Their emails over a three-day period last May claimed Denver-based Rentech, which licensed a system for turning natural gas into liquids, was poised to release new patented technology that would boost the stock price by 900%. As a result share trading rose 1600% and both men sold about 65,000 shares in Rentech - profiting by more than $28,000. They promoted the stock through websites Yahoo!, Raging Bull and Insidetheweb.com.
Technology law specialist Craig Horrocks from Clendon Feeney said the case highlighted New Zealand's lax legislation for internet fraud. He said the international perception of New Zealand's internet was the "wild west" with no rules or regulations.
He said New Zealand Stock Exchange-listed companies had an obligation to correct misinformation flooding chat channels and share table websites.
"We have got to grow up a bit. People see this issue as freedom from regulation.
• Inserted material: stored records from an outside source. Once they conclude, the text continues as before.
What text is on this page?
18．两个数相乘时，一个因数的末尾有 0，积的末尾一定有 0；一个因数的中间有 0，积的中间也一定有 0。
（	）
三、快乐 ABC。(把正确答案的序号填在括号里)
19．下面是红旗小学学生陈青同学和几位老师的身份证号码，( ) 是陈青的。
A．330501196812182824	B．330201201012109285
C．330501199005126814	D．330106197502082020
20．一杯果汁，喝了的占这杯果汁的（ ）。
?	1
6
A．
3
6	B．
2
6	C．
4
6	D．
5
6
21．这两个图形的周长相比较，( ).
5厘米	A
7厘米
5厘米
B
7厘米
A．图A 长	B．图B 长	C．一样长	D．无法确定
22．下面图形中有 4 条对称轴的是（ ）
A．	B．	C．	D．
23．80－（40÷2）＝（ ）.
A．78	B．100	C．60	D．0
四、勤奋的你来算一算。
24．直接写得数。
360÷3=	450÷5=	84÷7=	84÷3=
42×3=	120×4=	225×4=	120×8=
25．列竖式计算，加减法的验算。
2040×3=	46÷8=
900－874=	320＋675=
If the market is receiving a lot of rubbish then [companies] have got to make sure they make a response as they are the beneficiaries," Mr Horrocks said.
Two weeks ago the NZSE asked Fletcher Challenge group chief executive Michael Andrews to explain why Fletcher Forests stock had risen 14c to 80c in two days. Chat channels had been abuzz with postings from someone claiming to be in the know saying Norwegian company Norske Skog, which bought Fletcher Paper, was buying the Forests stock as well.
In a Securities Commission report released publicly this week it states the government department does not have the resources or procedures to test for substantial market abuse. "The presence of a more formalised and rigorous referral system will provide the first real opportunity.
"If our surveillance programme detects significant levels of abusive practices detrimental to the operation of the market the commission will consider recommending appropriate law reform," the report says.
Market manipulation is covered in legislation by most large countries such as the US and the UK. The Securities Commission admitted it did not cover market manipulation, such as exploiting share chat channels, through law and that its only avenues were through the Crimes Act and the Fair Trading Act. The Securities Commission report highlighted Australia's electronic surveillance system for insider trading and market manipulation - which detects unusual movements both across the market and by one or more broking firms.
Stagging shares and remaining undetected is not difficult to do through the internet if precautions are taken. Sending from a hotmail address using a cyber cafe or using anonymiser technology to remove an email header can easily be done here without detection.
Loughnan and Hourmouzis did not use their true identity when emailing and posting their claims, nor did they say they were selling Rentech shares. The SEC civil suit against the pair intends to bar them from future securities law violations and to have them give up profits allegedly made from their share sales in Rentech. The Australian Securities and Investment Commission has also filed its own criminal case against the pair.